Führungskräfte aus der ganzen Welt versammeln sich in München zusammen mit anderen Politikern und Experten. Der Unterschied zu den Vorjahren besteht in der Abwesenheit von offiziellen Rednern aus Russland und dem Iran in diesem Jahr. Obwohl „München“ in der Vergangenheit als Ort bekannt war, an dem auch Länder mit sehr gegensätzlichen Vorstellungen und Interessen diskutiert werden konnten, wurden diese Länder nicht eingeladen. Im Krieg Russlands gegen die Ukraine „haben wir es mit einem Zivilisationsbruch zu tun, und wir müssen die Konsequenzen tragen“, sagte der Organisator, der deutsche Spitzendiplomat Christoph Heusgen Finanzzeiten.

Ulrike Franke ist eine führende deutsche Sicherheitsexpertin, die im Think Tank des European Council on Foreign Relations arbeitet und die Auswirkungen von Technologie auf die Kriegsführung erforscht. Gefragt Zur Bedeutung von Zeitenwende sagt sie: „Scholz hat keine Zeitenwende angekündigt, sondern festgestellt, dass eine im Gange ist, das ist eine wichtige Unterscheidung. Trotzdem kündigte er einige sehr wichtige Dinge an: einen neuen Verteidigungssonderfonds in Höhe von 100 Milliarden, deutsche Rüstungsunterstützung für die Ukraine und den Kauf amerikanischer F35-Kampfflugzeuge. Dieser Kauf wird es Deutschland ermöglichen, Teil der „nukleare Teilhabe‚ in der NATO (Deutschland ist neben den Niederlanden einer von sechs Verbündeten, die einen nuklearen Auftrag erfüllen und amerikanische Atomwaffen auf ihrem Territorium haben, ed.).

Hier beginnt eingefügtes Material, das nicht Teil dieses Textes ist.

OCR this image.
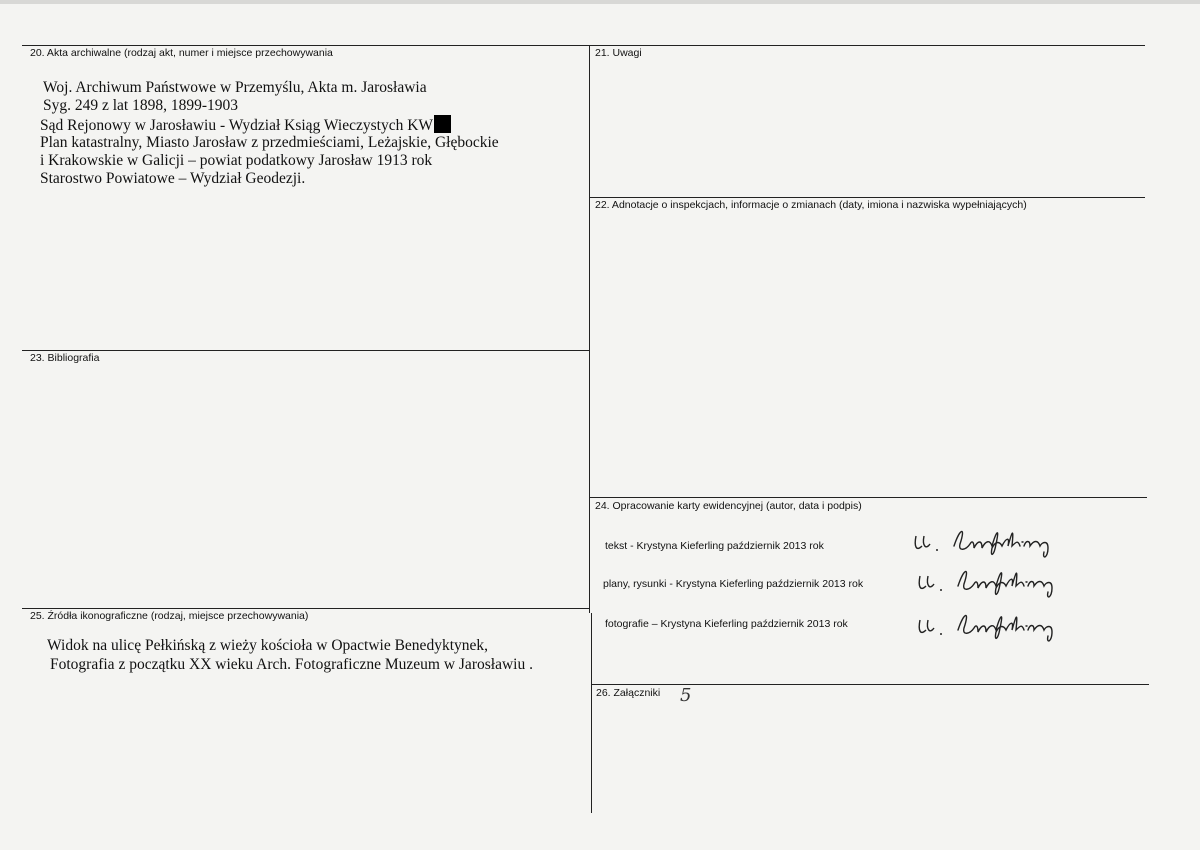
20. Akta archiwalne (rodzaj akt, numer i miejsce przechowywania
Woj. Archiwum Państwowe w Przemyślu, Akta m. Jarosławia
Syg. 249 z lat 1898, 1899-1903
Sąd Rejonowy w Jarosławiu - Wydział Ksiąg Wieczystych KW
Plan katastralny, Miasto Jarosław z przedmieściami, Leżajskie, Głębockie
i Krakowskie w Galicji – powiat podatkowy Jarosław 1913 rok
Starostwo Powiatowe – Wydział Geodezji.
21. Uwagi
22. Adnotacje o inspekcjach, informacje o zmianach (daty, imiona i nazwiska wypełniających)
23. Bibliografia
24. Opracowanie karty ewidencyjnej (autor, data i podpis)
tekst - Krystyna Kieferling październik 2013 rok
plany, rysunki - Krystyna Kieferling październik 2013 rok
fotografie – Krystyna Kieferling październik 2013 rok
25. Źródła ikonograficzne (rodzaj, miejsce przechowywania)
Widok na ulicę Pełkińską z wieży kościoła w Opactwie Benedyktynek,
Fotografia z początku XX wieku Arch. Fotograficzne Muzeum w Jarosławiu .
26. Załączniki 5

„Das sind wichtige Schritte, aber viele davon sind aus deutscher Sicht größer als aus internationaler Sicht. Zum Beispiel der Kauf von F35, um diese nukleare Aufgabe innerhalb der NATO weiter auszuführen: sehr wichtig. Zuvor befürchteten Sicherheitsexperten tatsächlich, dass diese Regierung die Atomwaffenaufgabe innerhalb der Nato aufgeben könnte. Doch nach außen sieht es nach Kontinuität aus: Deutschland macht weiter mit.

„So etwas spielt auch bei den 100 Milliarden für die Verteidigung eine Rolle. Es ist sehr wichtig sicherzustellen, dass die Bundeswehr wirklich halten kann, was sie verspricht, aber bei genauerem Hinsehen bleibt es dabei: Wir werden sowieso halten, was wir versprochen haben. Allein schon deswegen fragte man sich, woher das Geld kommen würde. Es ist frustrierend, dass es so langsam vorangeht. Das erste Geld wurde erst im Dezember ausgegeben. Das ist ein Friedenstempo mit viel Bürokratie.“

Hatte man vor der russischen Invasion viel auf Experten wie Sie gehört? Oder war das auch ein Cover?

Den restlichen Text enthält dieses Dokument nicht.